Pessoa's assumption of different personae has parallels with other writers, but no other writer was to have as many heteronyms. Pessoa went so far as to develop detailed biographies and personalities for these other aspects of himself, and it is tempting to assume that this quiet, bookish man lived out his life in the imagination, the alter egos giving him a chance to be what he was not, or what he wished he could be. Alberto Caeiro was an unsophisticated, unemployed man from the provinces. Ricardo Reis was a doctor and classicist who wrote Horatian odes. Álvaro de Campos, a naval engineer, was a bisexual dandy who studied in Glasgow, travelled to the Far East, and lived in London. Pessoa wrote (in English), "Caeiro has one discipline: things must be felt as they are. Ricardo Reis has another kind of discipline: things must be felt, not only as they are, but also so as to fall in with a certain ideal of classic measure and rule. In Álvaro de Campos things must simply be felt." By creating separate personae like this, Pessoa was able to free himself from the bounds of tradition and even from those traits of his own personality which may have prevented him from achieving what he wished to achieve.
In later years, Pessoa also created the assistant book-keeper Bernardo Soares, a so-called "semi-heteronym" who authored the enormous journal-style volume The Book of Disquiet — now widely regarded as his masterpiece; António Mora, a philosopher and sociologist; the Baron of Teive, an essayist and author of The Education of the Stoic — a book about why he is unable to write; Thomas Crosse, whose critical writings in English promoted Portuguese literature and especially the work of Alberto Caeiro; I. I. Crosse, Thomas's brother and collaborator; Coelho Pacheco, a poet — although this attribution remains uncertain; Raphael Baldaya, an astrologer; Maria José, a nineteen-year-old hunchback consumptive who wrote a desperate, unmailed love letter to a handsome metalworker who passed under her window on his way to work each day; and so on.

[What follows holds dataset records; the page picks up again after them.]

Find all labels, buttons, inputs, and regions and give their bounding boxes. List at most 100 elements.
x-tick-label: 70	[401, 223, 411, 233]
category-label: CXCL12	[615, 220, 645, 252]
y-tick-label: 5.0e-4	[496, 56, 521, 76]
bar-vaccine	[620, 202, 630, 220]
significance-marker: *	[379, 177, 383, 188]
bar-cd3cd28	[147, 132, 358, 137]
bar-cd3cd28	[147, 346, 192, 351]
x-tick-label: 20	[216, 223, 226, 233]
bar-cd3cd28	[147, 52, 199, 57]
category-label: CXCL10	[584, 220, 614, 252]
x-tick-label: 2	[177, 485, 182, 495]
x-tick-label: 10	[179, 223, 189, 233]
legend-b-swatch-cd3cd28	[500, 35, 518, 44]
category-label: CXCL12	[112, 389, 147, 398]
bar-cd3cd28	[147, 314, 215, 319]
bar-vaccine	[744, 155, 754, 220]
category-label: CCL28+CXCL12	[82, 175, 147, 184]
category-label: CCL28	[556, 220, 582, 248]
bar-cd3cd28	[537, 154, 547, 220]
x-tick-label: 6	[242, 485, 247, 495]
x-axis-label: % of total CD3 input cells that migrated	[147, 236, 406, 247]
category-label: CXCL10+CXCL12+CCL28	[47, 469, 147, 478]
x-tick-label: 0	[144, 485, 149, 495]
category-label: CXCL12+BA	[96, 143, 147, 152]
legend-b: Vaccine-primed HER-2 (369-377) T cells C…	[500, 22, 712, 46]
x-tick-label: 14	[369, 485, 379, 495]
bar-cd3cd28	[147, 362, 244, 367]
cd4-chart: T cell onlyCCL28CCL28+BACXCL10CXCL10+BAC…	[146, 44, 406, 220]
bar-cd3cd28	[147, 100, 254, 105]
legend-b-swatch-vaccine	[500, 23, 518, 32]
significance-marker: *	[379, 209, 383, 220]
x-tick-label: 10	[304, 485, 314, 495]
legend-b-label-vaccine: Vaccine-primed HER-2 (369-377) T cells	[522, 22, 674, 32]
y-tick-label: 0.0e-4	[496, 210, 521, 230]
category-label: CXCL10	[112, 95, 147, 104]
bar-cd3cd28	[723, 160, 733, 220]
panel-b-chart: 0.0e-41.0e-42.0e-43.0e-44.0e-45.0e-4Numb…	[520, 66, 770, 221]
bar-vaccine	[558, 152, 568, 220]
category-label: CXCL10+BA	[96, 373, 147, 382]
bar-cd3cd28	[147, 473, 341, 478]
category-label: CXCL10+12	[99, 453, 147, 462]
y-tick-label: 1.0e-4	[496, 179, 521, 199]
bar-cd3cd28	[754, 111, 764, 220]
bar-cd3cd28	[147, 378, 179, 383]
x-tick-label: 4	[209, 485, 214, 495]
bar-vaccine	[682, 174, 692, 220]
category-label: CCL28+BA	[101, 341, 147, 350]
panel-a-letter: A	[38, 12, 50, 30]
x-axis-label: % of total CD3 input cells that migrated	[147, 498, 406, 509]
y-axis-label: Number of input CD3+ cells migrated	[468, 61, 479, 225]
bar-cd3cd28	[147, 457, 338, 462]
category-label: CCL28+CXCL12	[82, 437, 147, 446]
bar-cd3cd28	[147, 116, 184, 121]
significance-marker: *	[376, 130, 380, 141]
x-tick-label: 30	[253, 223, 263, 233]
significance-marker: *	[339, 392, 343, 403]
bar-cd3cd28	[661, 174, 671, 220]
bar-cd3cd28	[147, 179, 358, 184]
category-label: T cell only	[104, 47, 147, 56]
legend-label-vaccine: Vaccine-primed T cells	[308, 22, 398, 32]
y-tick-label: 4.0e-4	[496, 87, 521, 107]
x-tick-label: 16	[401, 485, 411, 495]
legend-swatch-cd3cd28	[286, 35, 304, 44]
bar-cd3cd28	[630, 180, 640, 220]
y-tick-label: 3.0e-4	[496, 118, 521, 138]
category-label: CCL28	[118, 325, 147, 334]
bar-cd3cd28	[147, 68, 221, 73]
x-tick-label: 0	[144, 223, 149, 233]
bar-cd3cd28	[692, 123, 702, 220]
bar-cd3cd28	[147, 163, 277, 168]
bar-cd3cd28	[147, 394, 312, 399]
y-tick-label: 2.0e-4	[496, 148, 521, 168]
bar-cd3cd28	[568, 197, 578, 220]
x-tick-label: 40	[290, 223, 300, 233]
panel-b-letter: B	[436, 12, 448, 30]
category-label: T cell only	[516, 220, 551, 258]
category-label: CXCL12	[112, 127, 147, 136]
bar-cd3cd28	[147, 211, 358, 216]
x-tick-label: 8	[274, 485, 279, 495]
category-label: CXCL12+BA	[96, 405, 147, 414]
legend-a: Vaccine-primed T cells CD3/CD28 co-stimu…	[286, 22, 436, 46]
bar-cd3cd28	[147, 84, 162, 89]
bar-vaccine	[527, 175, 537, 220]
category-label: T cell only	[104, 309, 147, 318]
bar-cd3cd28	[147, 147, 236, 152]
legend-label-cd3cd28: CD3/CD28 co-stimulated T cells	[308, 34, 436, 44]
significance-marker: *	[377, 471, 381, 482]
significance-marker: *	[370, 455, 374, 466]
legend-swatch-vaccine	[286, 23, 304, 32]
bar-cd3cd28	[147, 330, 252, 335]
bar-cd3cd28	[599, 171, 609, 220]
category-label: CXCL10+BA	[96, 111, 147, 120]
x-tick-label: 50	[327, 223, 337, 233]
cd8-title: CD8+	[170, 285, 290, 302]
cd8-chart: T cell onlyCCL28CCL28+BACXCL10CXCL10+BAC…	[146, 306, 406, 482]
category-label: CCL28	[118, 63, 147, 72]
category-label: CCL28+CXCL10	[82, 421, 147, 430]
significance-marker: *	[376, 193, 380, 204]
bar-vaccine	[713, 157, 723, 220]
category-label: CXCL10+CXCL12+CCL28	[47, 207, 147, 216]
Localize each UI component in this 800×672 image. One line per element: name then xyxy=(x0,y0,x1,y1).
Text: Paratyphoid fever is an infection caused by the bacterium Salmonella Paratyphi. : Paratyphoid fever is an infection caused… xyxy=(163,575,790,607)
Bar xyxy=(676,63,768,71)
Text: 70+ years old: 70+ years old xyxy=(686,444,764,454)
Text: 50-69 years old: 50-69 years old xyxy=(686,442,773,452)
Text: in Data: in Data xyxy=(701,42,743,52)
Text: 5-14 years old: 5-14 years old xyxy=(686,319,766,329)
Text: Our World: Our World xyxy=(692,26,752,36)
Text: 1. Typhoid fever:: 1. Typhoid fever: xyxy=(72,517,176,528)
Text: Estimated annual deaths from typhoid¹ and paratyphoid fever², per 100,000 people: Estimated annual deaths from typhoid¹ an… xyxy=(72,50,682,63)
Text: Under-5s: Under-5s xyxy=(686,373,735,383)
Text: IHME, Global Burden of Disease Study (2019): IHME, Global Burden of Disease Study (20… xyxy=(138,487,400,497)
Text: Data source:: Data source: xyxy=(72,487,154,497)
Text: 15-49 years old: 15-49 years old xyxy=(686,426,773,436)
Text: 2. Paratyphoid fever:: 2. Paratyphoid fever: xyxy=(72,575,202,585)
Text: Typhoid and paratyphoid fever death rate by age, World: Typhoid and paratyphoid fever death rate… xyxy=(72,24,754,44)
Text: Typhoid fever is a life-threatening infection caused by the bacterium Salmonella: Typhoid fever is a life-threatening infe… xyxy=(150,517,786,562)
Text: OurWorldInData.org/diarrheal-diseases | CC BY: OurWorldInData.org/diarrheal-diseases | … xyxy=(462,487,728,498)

At least seventy-two names besides Fernando Pessoa were said to be the authors of the thousands of texts that were actually written and the many more that were only planned. Although Pessoa did actually publish some works under pseudonyms, he distinguished this from his "heteronymic" project: "A pseudonymic work is, except for the name with which it is signed, the work of an author writing as himself; a heteronymic work is by an author writing outside his own personality: it is the work of a complete individuality made up by him, just as the utterances of some character in a drama would be."
For most of his adult life Pessoa lived in furnished rooms in Lisbon. He seems to have had a number of plans to collect and publish his work — notes survive indicating the contents of various volumes by Reis, Caeiro and others — but he never managed to achieve this, with the sole exception of Mensagem , ascribed to his own name. He ran his own little publishing house in the 1920s, which was to fail after the publication of six volumes — two of them his consisting of his own early poems in English—and he also founded the pioneering avant-garde journal Orpheu , where he published a large number of his poems, but which was to collapse before publication of the third issue, owing to a lack of funds and the impounding of the third issue by the authorities.